Although not quite as well-established as the wine community, the region’s spirits, beer and cider producers are also celebrating some milestones.

Bass & Flinders, the Peninsula’s first commercial distillery, has its 15th birthday in 2024, and managing director Holly Klintworth is proud to be one of this country’s very few second-generation distillers. Chief’s Son, the award-winning whisky distillery in Somerville, turned 10 in 2023; and Dromana distillery JimmyRum turns five next year. For those of us who have been observing and writing about the drinks scene in Australia for decades, it only feels like yesterday that the craft spirits boom began. We can remember when these places were brand new, and yet here we are celebrating with them.

It's a similar story with the region’s burgeoning craft beer scene, which dates to the mid-2000s when Karen and David Golding established Red Hill Brewery and the Hickinbotham wine family set up their Hix microbrewery at their cellar door. And while most of the Peninsula’s cider brands, such as Eddies and Mock, may have appeared in the past decade or so, the tradition of sustainable apple-growing and orcharding in the region in fact dates back much further. The certified organic Edwards family have been farming at Red Hill for six generations, and the Mock family, orchardists since the 1890s, will be celebrating 50 years of Demeter-certified biodynamic farming in 2024, making them long-term practitioners of sustainability.

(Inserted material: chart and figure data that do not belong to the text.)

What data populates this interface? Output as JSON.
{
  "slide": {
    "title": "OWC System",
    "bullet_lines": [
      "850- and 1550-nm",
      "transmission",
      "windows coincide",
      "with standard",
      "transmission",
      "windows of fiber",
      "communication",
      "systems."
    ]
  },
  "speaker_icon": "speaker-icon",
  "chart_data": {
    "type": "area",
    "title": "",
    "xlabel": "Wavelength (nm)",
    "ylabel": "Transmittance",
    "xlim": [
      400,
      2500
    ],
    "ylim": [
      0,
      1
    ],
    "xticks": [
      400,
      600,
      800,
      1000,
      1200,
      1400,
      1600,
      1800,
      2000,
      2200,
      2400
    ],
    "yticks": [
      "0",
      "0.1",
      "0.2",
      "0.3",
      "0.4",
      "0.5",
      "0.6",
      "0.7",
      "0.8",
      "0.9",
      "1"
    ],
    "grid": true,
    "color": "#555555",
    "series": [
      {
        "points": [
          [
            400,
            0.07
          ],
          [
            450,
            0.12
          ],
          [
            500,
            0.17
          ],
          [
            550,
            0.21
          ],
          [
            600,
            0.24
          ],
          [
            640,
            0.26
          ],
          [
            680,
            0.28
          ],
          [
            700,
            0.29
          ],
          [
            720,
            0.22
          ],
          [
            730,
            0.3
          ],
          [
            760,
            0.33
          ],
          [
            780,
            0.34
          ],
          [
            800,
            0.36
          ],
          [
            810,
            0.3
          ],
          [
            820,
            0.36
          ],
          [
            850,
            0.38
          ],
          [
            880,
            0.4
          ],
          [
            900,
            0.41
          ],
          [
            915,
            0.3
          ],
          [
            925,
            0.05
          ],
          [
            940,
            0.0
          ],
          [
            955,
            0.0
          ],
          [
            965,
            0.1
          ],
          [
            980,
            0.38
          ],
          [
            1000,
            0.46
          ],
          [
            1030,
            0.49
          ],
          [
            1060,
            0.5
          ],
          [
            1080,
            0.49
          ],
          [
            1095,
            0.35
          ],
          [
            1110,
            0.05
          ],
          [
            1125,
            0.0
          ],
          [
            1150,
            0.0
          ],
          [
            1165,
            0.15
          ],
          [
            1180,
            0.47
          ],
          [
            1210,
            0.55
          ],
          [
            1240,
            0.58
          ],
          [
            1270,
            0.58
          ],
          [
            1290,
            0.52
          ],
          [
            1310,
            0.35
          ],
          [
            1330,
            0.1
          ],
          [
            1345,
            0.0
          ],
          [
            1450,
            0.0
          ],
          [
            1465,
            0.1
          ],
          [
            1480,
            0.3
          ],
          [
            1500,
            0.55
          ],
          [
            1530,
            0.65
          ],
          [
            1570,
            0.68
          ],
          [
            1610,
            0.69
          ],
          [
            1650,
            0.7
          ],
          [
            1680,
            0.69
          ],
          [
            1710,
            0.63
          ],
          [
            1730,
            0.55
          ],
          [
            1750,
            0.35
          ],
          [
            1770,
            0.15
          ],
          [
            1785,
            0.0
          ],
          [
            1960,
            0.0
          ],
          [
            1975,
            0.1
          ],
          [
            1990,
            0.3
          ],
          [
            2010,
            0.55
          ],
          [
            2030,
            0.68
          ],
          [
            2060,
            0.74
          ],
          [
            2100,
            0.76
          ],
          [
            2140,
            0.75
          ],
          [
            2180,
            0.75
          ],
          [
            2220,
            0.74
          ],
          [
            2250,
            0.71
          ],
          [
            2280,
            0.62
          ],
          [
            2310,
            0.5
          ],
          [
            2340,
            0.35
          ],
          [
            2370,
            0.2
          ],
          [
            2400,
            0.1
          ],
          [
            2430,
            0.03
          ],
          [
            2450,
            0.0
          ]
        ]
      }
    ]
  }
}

Back at the tanderrum, Uncle Alvin is explaining long-term thinking in another way to the assembled wine crowd as the leaves smoulder and the air becomes rich with their scent.

“When you walk through the smoke, you’ll be acknowledging that you’re going to follow the rules of the land, Bunjil’s rules (Bunjil the wedgetailed eagle is the creator being of the Bunurong). There are two rules: one is to look after the land and the waters, and the other one is to look after the children. We always talk about family, because this land is our family.”

MAX ALLEN

Max Allen (opposite page top right) is an award-winning wine and drinks writer, and a columnist for the Australian Financial Review and JancisRobinson.com. His latest book is Alternative Reality: how Australian wine changed course (Melbourne Books).